The Biggest Problem in a Relationship & How to Avoid It
By: Deb Maes
April 22, 2020
The biggest problem in any relationship is taking the other person’s pain and frustration personally. Always keep in mind, THEIR emotions are about THEM, not you.
You’ve had someone scream at you exactly the thing they do? My Grandma used to say, “That’s the pot calling the kettle ‘black.’” This is what we do as humans. We accuse others of what we really are. We don’t think it is about them. In our minds they are the problem.
Why do we do this? It’s because none of us are perfect and our mind pushes us towards further development all the time. It does this by pointing out to us where we can make adjustments.
Ever had something on your face and someone let you know? They say, ‘Hey, you have something there,’ and point to it, don’t they? You attempt to clean it, but it’s not so easy without a mirror, because you can’t see your own face, can you?
Guess what our minds do to get our attention to adjust something? It agitates and disturbs us. That’s because we are wired to move away from pain.
Then how does our mind point to where and what we need to improve?
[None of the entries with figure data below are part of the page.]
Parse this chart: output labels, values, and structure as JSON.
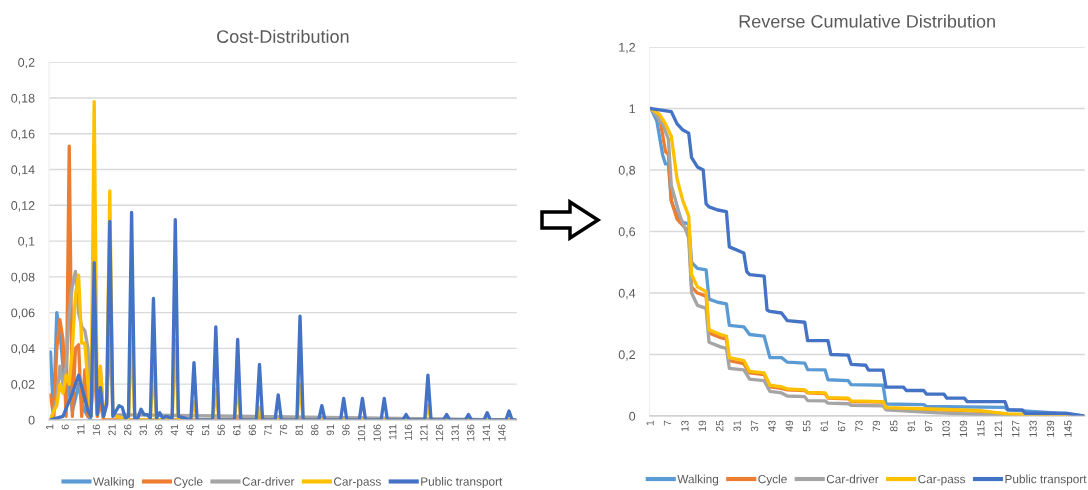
{
  "chart_data": [
    {
      "type": "line",
      "title": "Cost-Distribution",
      "grid": "y",
      "legend": "bottom",
      "marker": "none",
      "line_style": "solid",
      "xlim": [
        0.5,
        150.5
      ],
      "xticks": [
        1,
        6,
        11,
        16,
        21,
        26,
        31,
        36,
        41,
        46,
        51,
        56,
        61,
        66,
        71,
        76,
        81,
        86,
        91,
        96,
        101,
        106,
        111,
        116,
        121,
        126,
        131,
        136,
        141,
        146
      ],
      "ylim": [
        0,
        0.2
      ],
      "yticks": [
        {
          "value": 0,
          "label": "0"
        },
        {
          "value": 0.02,
          "label": "0,02"
        },
        {
          "value": 0.04,
          "label": "0,04"
        },
        {
          "value": 0.06,
          "label": "0,06"
        },
        {
          "value": 0.08,
          "label": "0,08"
        },
        {
          "value": 0.1,
          "label": "0,1"
        },
        {
          "value": 0.12,
          "label": "0,12"
        },
        {
          "value": 0.14,
          "label": "0,14"
        },
        {
          "value": 0.16,
          "label": "0,16"
        },
        {
          "value": 0.18,
          "label": "0,18"
        },
        {
          "value": 0.2,
          "label": "0,2"
        }
      ],
      "series": [
        {
          "name": "Walking",
          "color": "#5b9bd5",
          "x": [
            1,
            2,
            3,
            4,
            5,
            6,
            7,
            8,
            9,
            10,
            11,
            12,
            13,
            14
          ],
          "values": [
            0.038,
            0.002,
            0.06,
            0.05,
            0.03,
            0.01,
            0.02,
            0.005,
            0.012,
            0.02,
            0.01,
            0.005,
            0.002,
            0
          ]
        },
        {
          "name": "Cycle",
          "color": "#ed7d31",
          "x": [
            1,
            2,
            3,
            4,
            5,
            6,
            7,
            8,
            9,
            10,
            11,
            12,
            13,
            14,
            15,
            16,
            17,
            18,
            150
          ],
          "values": [
            0.014,
            0.002,
            0.04,
            0.056,
            0.045,
            0.002,
            0.153,
            0.002,
            0.04,
            0.042,
            0.002,
            0.028,
            0.002,
            0.005,
            0.03,
            0.002,
            0.01,
            0,
            0
          ]
        },
        {
          "name": "Car-driver",
          "color": "#a5a5a5",
          "x": [
            1,
            2,
            3,
            4,
            5,
            6,
            7,
            8,
            9,
            10,
            11,
            12,
            13,
            14,
            15,
            16,
            17,
            18,
            19,
            20,
            21,
            150
          ],
          "values": [
            0,
            0.005,
            0.012,
            0.03,
            0.02,
            0.03,
            0.06,
            0.075,
            0.083,
            0.06,
            0.052,
            0.05,
            0.04,
            0.005,
            0.04,
            0.005,
            0.028,
            0.002,
            0.008,
            0.05,
            0.003,
            0
          ]
        },
        {
          "name": "Car-pass",
          "color": "#ffc000",
          "x": [
            1,
            2,
            3,
            4,
            5,
            6,
            7,
            8,
            9,
            10,
            11,
            12,
            13,
            14,
            15,
            16,
            17,
            18,
            19,
            20,
            21,
            22,
            26,
            27,
            28,
            33,
            34,
            35,
            40,
            41,
            42,
            46,
            47,
            48,
            53,
            54,
            55,
            60,
            61,
            62,
            67,
            68,
            69,
            80,
            81,
            82,
            121,
            122,
            123,
            150
          ],
          "values": [
            0,
            0.005,
            0.008,
            0.02,
            0.015,
            0.025,
            0.02,
            0.04,
            0.07,
            0.081,
            0.043,
            0.043,
            0.02,
            0.002,
            0.178,
            0.003,
            0.03,
            0.002,
            0.01,
            0.128,
            0.003,
            0.002,
            0,
            0.05,
            0,
            0,
            0.03,
            0,
            0,
            0.045,
            0,
            0,
            0.01,
            0,
            0,
            0.017,
            0,
            0,
            0.02,
            0,
            0,
            0.007,
            0,
            0,
            0.02,
            0,
            0,
            0.008,
            0,
            0
          ]
        },
        {
          "name": "Public transport",
          "color": "#4472c4",
          "x": [
            1,
            5,
            8,
            10,
            12,
            13,
            14,
            15,
            16,
            17,
            18,
            19,
            20,
            21,
            22,
            23,
            24,
            25,
            26,
            27,
            28,
            29,
            30,
            31,
            32,
            33,
            34,
            35,
            36,
            37,
            38,
            40,
            41,
            42,
            46,
            47,
            48,
            53,
            54,
            55,
            60,
            61,
            62,
            67,
            68,
            69,
            73,
            74,
            75,
            80,
            81,
            82,
            87,
            88,
            89,
            94,
            95,
            96,
            100,
            101,
            102,
            107,
            108,
            109,
            114,
            115,
            116,
            121,
            122,
            123,
            127,
            128,
            129,
            134,
            135,
            136,
            140,
            141,
            142,
            147,
            148,
            149,
            150
          ],
          "values": [
            0,
            0.002,
            0.015,
            0.025,
            0.012,
            0.005,
            0.002,
            0.088,
            0.003,
            0.018,
            0.002,
            0.009,
            0.111,
            0.002,
            0.005,
            0.008,
            0.007,
            0.001,
            0.002,
            0.116,
            0.001,
            0.001,
            0.006,
            0.003,
            0.003,
            0.001,
            0.068,
            0.001,
            0.004,
            0.001,
            0.002,
            0.001,
            0.112,
            0.002,
            0,
            0.032,
            0,
            0,
            0.052,
            0,
            0,
            0.045,
            0,
            0,
            0.031,
            0,
            0,
            0.014,
            0,
            0,
            0.058,
            0,
            0,
            0.008,
            0,
            0,
            0.012,
            0,
            0,
            0.012,
            0,
            0,
            0.012,
            0,
            0,
            0.003,
            0,
            0,
            0.025,
            0,
            0,
            0.003,
            0,
            0,
            0.003,
            0,
            0,
            0.004,
            0,
            0,
            0.005,
            0,
            0
          ]
        }
      ]
    },
    {
      "type": "line",
      "title": "Reverse Cumulative Distribution",
      "grid": "y",
      "legend": "bottom",
      "marker": "none",
      "line_style": "solid",
      "xlim": [
        0.5,
        150.5
      ],
      "xticks": [
        1,
        7,
        13,
        19,
        25,
        31,
        37,
        43,
        49,
        55,
        61,
        67,
        73,
        79,
        85,
        91,
        97,
        103,
        109,
        115,
        121,
        127,
        133,
        139,
        145
      ],
      "ylim": [
        0,
        1.2
      ],
      "yticks": [
        {
          "value": 0,
          "label": "0"
        },
        {
          "value": 0.2,
          "label": "0,2"
        },
        {
          "value": 0.4,
          "label": "0,4"
        },
        {
          "value": 0.6,
          "label": "0,6"
        },
        {
          "value": 0.8,
          "label": "0,8"
        },
        {
          "value": 1,
          "label": "1"
        },
        {
          "value": 1.2,
          "label": "1,2"
        }
      ],
      "series": [
        {
          "name": "Walking",
          "color": "#5b9bd5",
          "x": [
            1,
            3,
            5,
            6,
            7,
            8,
            10,
            12,
            14,
            15,
            17,
            20,
            21,
            24,
            27,
            28,
            33,
            35,
            40,
            42,
            46,
            48,
            54,
            55,
            61,
            62,
            69,
            70,
            81,
            82,
            95,
            96,
            123,
            124,
            140,
            150
          ],
          "values": [
            1,
            0.96,
            0.85,
            0.82,
            0.82,
            0.7,
            0.65,
            0.63,
            0.625,
            0.5,
            0.48,
            0.475,
            0.38,
            0.37,
            0.365,
            0.295,
            0.29,
            0.265,
            0.26,
            0.19,
            0.19,
            0.175,
            0.172,
            0.151,
            0.15,
            0.118,
            0.115,
            0.102,
            0.1,
            0.039,
            0.037,
            0.031,
            0.028,
            0.02,
            0.01,
            0
          ]
        },
        {
          "name": "Cycle",
          "color": "#ed7d31",
          "x": [
            1,
            4,
            6,
            7,
            8,
            10,
            11,
            14,
            15,
            17,
            20,
            21,
            25,
            27,
            28,
            33,
            35,
            40,
            42,
            46,
            48,
            54,
            55,
            61,
            62,
            69,
            70,
            81,
            82,
            100,
            115,
            124,
            150
          ],
          "values": [
            1,
            0.97,
            0.86,
            0.85,
            0.7,
            0.64,
            0.63,
            0.6,
            0.42,
            0.4,
            0.39,
            0.27,
            0.255,
            0.25,
            0.18,
            0.17,
            0.14,
            0.135,
            0.095,
            0.09,
            0.085,
            0.083,
            0.075,
            0.073,
            0.058,
            0.056,
            0.047,
            0.045,
            0.025,
            0.02,
            0.015,
            0.005,
            0
          ]
        },
        {
          "name": "Car-driver",
          "color": "#a5a5a5",
          "x": [
            1,
            5,
            7,
            8,
            11,
            14,
            15,
            17,
            20,
            21,
            25,
            27,
            28,
            33,
            35,
            40,
            42,
            46,
            48,
            54,
            55,
            61,
            62,
            69,
            70,
            81,
            82,
            100,
            130,
            150
          ],
          "values": [
            1,
            0.95,
            0.9,
            0.75,
            0.65,
            0.58,
            0.4,
            0.36,
            0.35,
            0.24,
            0.225,
            0.22,
            0.155,
            0.15,
            0.12,
            0.115,
            0.08,
            0.075,
            0.065,
            0.063,
            0.05,
            0.049,
            0.042,
            0.04,
            0.035,
            0.033,
            0.02,
            0.01,
            0,
            0
          ]
        },
        {
          "name": "Car-pass",
          "color": "#ffc000",
          "x": [
            1,
            4,
            6,
            8,
            10,
            12,
            14,
            15,
            16,
            17,
            20,
            21,
            25,
            27,
            28,
            33,
            35,
            40,
            42,
            46,
            48,
            54,
            55,
            61,
            62,
            69,
            70,
            81,
            82,
            100,
            115,
            124,
            150
          ],
          "values": [
            1,
            0.98,
            0.95,
            0.91,
            0.77,
            0.7,
            0.65,
            0.46,
            0.44,
            0.42,
            0.405,
            0.28,
            0.265,
            0.26,
            0.19,
            0.18,
            0.145,
            0.14,
            0.1,
            0.095,
            0.088,
            0.085,
            0.077,
            0.075,
            0.06,
            0.058,
            0.049,
            0.047,
            0.027,
            0.022,
            0.017,
            0.007,
            0
          ]
        },
        {
          "name": "Public transport",
          "color": "#4472c4",
          "x": [
            1,
            8,
            10,
            12,
            14,
            15,
            17,
            19,
            20,
            21,
            24,
            27,
            28,
            33,
            34,
            35,
            40,
            41,
            42,
            46,
            48,
            54,
            55,
            62,
            63,
            69,
            70,
            75,
            76,
            81,
            82,
            88,
            89,
            95,
            96,
            102,
            103,
            109,
            110,
            123,
            124,
            129,
            130,
            144,
            150
          ],
          "values": [
            1,
            0.99,
            0.95,
            0.93,
            0.92,
            0.84,
            0.81,
            0.8,
            0.69,
            0.68,
            0.67,
            0.665,
            0.55,
            0.53,
            0.47,
            0.46,
            0.455,
            0.345,
            0.34,
            0.335,
            0.31,
            0.305,
            0.245,
            0.245,
            0.2,
            0.198,
            0.168,
            0.165,
            0.149,
            0.149,
            0.094,
            0.094,
            0.083,
            0.083,
            0.071,
            0.071,
            0.058,
            0.058,
            0.047,
            0.047,
            0.02,
            0.02,
            0.009,
            0.009,
            0
          ]
        }
      ]
    }
  ]
}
There’s the problem. How can my mind show me ‘ME’? I am the only person on the planet I can’t see. I can see my family, colleagues, and friends, but not me. Through my eyes, I can only see me from the chest down (more or less) and I can’t take my eyes out and look at myself.
So my mind makes me notice out in the world the thing it wants me to pay attention to in myself. The biopsychology of how the reticular formation does this for us is really fascinating, but I won’t go into that here. Just test it for yourself for a few days. Each time you feel agitated with someone, be as if it’s about you in some way and ask yourself, ‘how is this true of me’, and see what happens.
How does this help in relationships? When I see someone is upset with me, especially if I think it is unjustified, I can pay careful attention to what it is they are seeing in me, and know that their mind wants them to see that. And rather than criticise them, I can help. I don’t have to add to their internal struggle by arguing that I DO listen and it is THEM that has a problem. I can just support them in doing their inner work.
Yep, even if they are cranky with me, I can still be a useful partner/wife/mother/friend, by not taking it to heart (you know that expression, don’t you), but by being their mirror and reflecting it back to them.
Now, when I say, ‘reflect it like a mirror’, I’m not talking about saying, “That’s about you, not me. Can’t you see that”? You can imagine the outcome that will get you, can’t you?
Instead I’m suggesting, if someone said, “You never listen”, I could say, “You’re right. It’s important that we really listen, isn’t it. How would you like me to do that better”? This lets them hear what their mind is trying to say… ‘it is important to listen ‘.
Now MY CONFESSION: I DON’T do that all the time, but when I do, I feel really good for me inside, even if they don’t know I have done that for them.